In general, if the software you use doesn't support BOM and doesn't guess correctly, there should at least be a way to customize the behavior of the import/open command so that you can specify the character encoding (seems like you actually found it).

Original answer:

For some reason, Excel has a hard time to guess the character encoding when opening a UTF-8 encoded CSV file when you just double-clicking the file. You have to help it a little...

Instead of opening it directly, you could load the CSV content to a new workbook by using the (legacy) Text Import Wizard and selecting the UTF-8 character set (65001) during import if Excel is not able to figure it out by itself.

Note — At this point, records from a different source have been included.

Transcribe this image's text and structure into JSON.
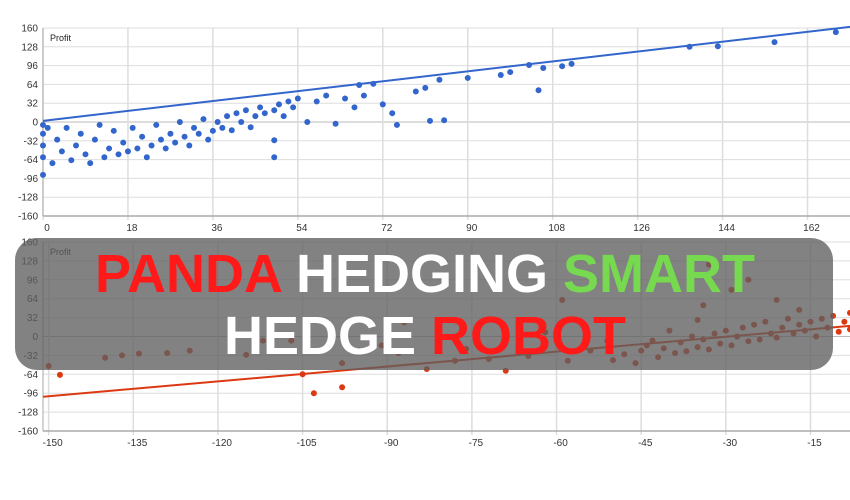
{
  "chart_data": [
    {
      "type": "scatter",
      "ylabel": "Profit",
      "xlim": [
        0,
        171
      ],
      "ylim": [
        -160,
        160
      ],
      "xticks": [
        "0",
        "18",
        "36",
        "54",
        "72",
        "90",
        "108",
        "126",
        "144",
        "162"
      ],
      "yticks": [
        "160",
        "128",
        "96",
        "64",
        "32",
        "0",
        "-32",
        "-64",
        "-96",
        "-128",
        "-160"
      ],
      "grid": true,
      "color": "#3366cc",
      "trendline": {
        "x": [
          0,
          171
        ],
        "y": [
          2,
          162
        ]
      },
      "points": [
        [
          0,
          -5
        ],
        [
          0,
          -20
        ],
        [
          0,
          -40
        ],
        [
          0,
          -60
        ],
        [
          0,
          -90
        ],
        [
          1,
          -10
        ],
        [
          2,
          -70
        ],
        [
          3,
          -30
        ],
        [
          4,
          -50
        ],
        [
          5,
          -10
        ],
        [
          6,
          -65
        ],
        [
          7,
          -40
        ],
        [
          8,
          -20
        ],
        [
          9,
          -55
        ],
        [
          10,
          -70
        ],
        [
          11,
          -30
        ],
        [
          12,
          -5
        ],
        [
          13,
          -60
        ],
        [
          14,
          -45
        ],
        [
          15,
          -15
        ],
        [
          16,
          -55
        ],
        [
          17,
          -35
        ],
        [
          18,
          -50
        ],
        [
          19,
          -10
        ],
        [
          20,
          -45
        ],
        [
          21,
          -25
        ],
        [
          22,
          -60
        ],
        [
          23,
          -40
        ],
        [
          24,
          -5
        ],
        [
          25,
          -30
        ],
        [
          26,
          -45
        ],
        [
          27,
          -20
        ],
        [
          28,
          -35
        ],
        [
          29,
          0
        ],
        [
          30,
          -25
        ],
        [
          31,
          -40
        ],
        [
          32,
          -10
        ],
        [
          33,
          -20
        ],
        [
          34,
          5
        ],
        [
          35,
          -30
        ],
        [
          36,
          -15
        ],
        [
          37,
          0
        ],
        [
          38,
          -10
        ],
        [
          39,
          10
        ],
        [
          40,
          -14
        ],
        [
          41,
          15
        ],
        [
          42,
          0
        ],
        [
          43,
          20
        ],
        [
          44,
          -9
        ],
        [
          45,
          10
        ],
        [
          46,
          25
        ],
        [
          47,
          15
        ],
        [
          49,
          -31
        ],
        [
          49,
          -60
        ],
        [
          49,
          20
        ],
        [
          50,
          30
        ],
        [
          51,
          10
        ],
        [
          52,
          35
        ],
        [
          53,
          25
        ],
        [
          54,
          40
        ],
        [
          56,
          0
        ],
        [
          58,
          35
        ],
        [
          60,
          45
        ],
        [
          62,
          -3
        ],
        [
          64,
          40
        ],
        [
          66,
          25
        ],
        [
          67,
          63
        ],
        [
          68,
          45
        ],
        [
          70,
          65
        ],
        [
          72,
          30
        ],
        [
          74,
          15
        ],
        [
          75,
          -5
        ],
        [
          79,
          52
        ],
        [
          81,
          58
        ],
        [
          82,
          2
        ],
        [
          84,
          72
        ],
        [
          85,
          3
        ],
        [
          90,
          75
        ],
        [
          97,
          80
        ],
        [
          99,
          85
        ],
        [
          103,
          97
        ],
        [
          105,
          54
        ],
        [
          106,
          92
        ],
        [
          110,
          95
        ],
        [
          112,
          99
        ],
        [
          137,
          128
        ],
        [
          143,
          129
        ],
        [
          155,
          136
        ],
        [
          168,
          153
        ]
      ]
    },
    {
      "type": "scatter",
      "ylabel": "Profit",
      "xlim": [
        -151,
        -8
      ],
      "ylim": [
        -160,
        160
      ],
      "xticks": [
        "-150",
        "-135",
        "-120",
        "-105",
        "-90",
        "-75",
        "-60",
        "-45",
        "-30",
        "-15"
      ],
      "yticks": [
        "160",
        "128",
        "96",
        "64",
        "32",
        "0",
        "-32",
        "-64",
        "-96",
        "-128",
        "-160"
      ],
      "grid": true,
      "color": "#dc3912",
      "trendline": {
        "x": [
          -151,
          -8
        ],
        "y": [
          -102,
          18
        ]
      },
      "points": [
        [
          -150,
          -50
        ],
        [
          -148,
          -65
        ],
        [
          -140,
          -36
        ],
        [
          -137,
          -32
        ],
        [
          -134,
          -29
        ],
        [
          -129,
          -28
        ],
        [
          -125,
          -24
        ],
        [
          -115,
          -31
        ],
        [
          -112,
          -7
        ],
        [
          -107,
          -7
        ],
        [
          -105,
          -64
        ],
        [
          -103,
          -96
        ],
        [
          -98,
          -86
        ],
        [
          -98,
          -45
        ],
        [
          -95,
          -24
        ],
        [
          -91,
          -15
        ],
        [
          -88,
          -28
        ],
        [
          -87,
          24
        ],
        [
          -83,
          -55
        ],
        [
          -78,
          -41
        ],
        [
          -76,
          -21
        ],
        [
          -72,
          -38
        ],
        [
          -69,
          -58
        ],
        [
          -65,
          -33
        ],
        [
          -62,
          7
        ],
        [
          -59,
          62
        ],
        [
          -58,
          -41
        ],
        [
          -54,
          -24
        ],
        [
          -51,
          -7
        ],
        [
          -50,
          -40
        ],
        [
          -48,
          -30
        ],
        [
          -46,
          -45
        ],
        [
          -45,
          -24
        ],
        [
          -44,
          -15
        ],
        [
          -43,
          -7
        ],
        [
          -42,
          -35
        ],
        [
          -41,
          -20
        ],
        [
          -40,
          10
        ],
        [
          -39,
          -28
        ],
        [
          -38,
          -10
        ],
        [
          -37,
          -25
        ],
        [
          -36,
          0
        ],
        [
          -35,
          28
        ],
        [
          -35,
          -18
        ],
        [
          -34,
          53
        ],
        [
          -34,
          -5
        ],
        [
          -33,
          122
        ],
        [
          -33,
          -22
        ],
        [
          -32,
          5
        ],
        [
          -31,
          -12
        ],
        [
          -30,
          10
        ],
        [
          -29,
          79
        ],
        [
          -29,
          -15
        ],
        [
          -28,
          127
        ],
        [
          -28,
          0
        ],
        [
          -27,
          15
        ],
        [
          -26,
          96
        ],
        [
          -26,
          -8
        ],
        [
          -25,
          20
        ],
        [
          -24,
          -5
        ],
        [
          -23,
          25
        ],
        [
          -22,
          5
        ],
        [
          -21,
          62
        ],
        [
          -21,
          -2
        ],
        [
          -20,
          15
        ],
        [
          -19,
          30
        ],
        [
          -18,
          5
        ],
        [
          -17,
          45
        ],
        [
          -17,
          20
        ],
        [
          -16,
          10
        ],
        [
          -15,
          25
        ],
        [
          -14,
          0
        ],
        [
          -13,
          30
        ],
        [
          -12,
          15
        ],
        [
          -11,
          35
        ],
        [
          -10,
          8
        ],
        [
          -9,
          25
        ],
        [
          -8,
          40
        ],
        [
          -8,
          12
        ]
      ]
    }
  ],
  "banner": {
    "line1": [
      {
        "text": "PANDA",
        "color": "#ff1a1a"
      },
      {
        "text": "HEDGING",
        "color": "#ffffff"
      },
      {
        "text": "SMART",
        "color": "#77d94f"
      }
    ],
    "line2": [
      {
        "text": "HEDGE",
        "color": "#ffffff"
      },
      {
        "text": "ROBOT",
        "color": "#ff1a1a"
      }
    ]
  }
}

If you were to record a macro while doing it and make it into a sub procedure, you could have something like this:

Sub OpenCSV(FullFileName As String)

    Dim wb As Workbook
    Set wb = Workbooks.Add
    
    Dim ws As Worksheet
    Set ws = wb.Sheets(1)

    With ws.QueryTables.Add(Connection:= _
        "TEXT;" & FullFileName, Destination:=Range( _
        "$A$1"))
        .Name = "CSV_Open"
        .FieldNames = True
        .RowNumbers = False
        .FillAdjacentFormulas = False
        .PreserveFormatting = True
        .RefreshOnFileOpen = False
        .RefreshStyle = xlInsertDeleteCells
        .SavePassword = False
        .SaveData = True
        .AdjustColumnWidth = True
        .RefreshPeriod = 0
        .TextFilePromptOnRefresh = False
        .TextFilePlatform = 65001
        .TextFileStartRow = 1
        .TextFileParseType = xlDelimited
        .TextFileTextQualifier = xlTextQualifierDoubleQuote
        .TextFileConsecutiveDelimiter = False
        .TextFileTabDelimiter = True
        .TextFileSemicolonDelimiter = False
        .TextFileCommaDelimiter = False
        .TextFileSpaceDelimiter = False
        .TextFileColumnDataTypes = Array(1)
        .TextFileTrailingMinusNumbers = True
        .Refresh BackgroundQuery:=False
    End With
    
End Sub

Other suggestion

If you really want to be able to double-click the file instead of using the Text Import Wizard or running a macro, you could always create a VBA event procedure in an add-in or PERSONAL.XSLB running every time a workbook is opened.

If it detects that the file that was just opened is a CSV file, it could close it and "reopen" it using the code above.

Extra: Of interest: there is a question here about how to change the default character encoding that Excel uses.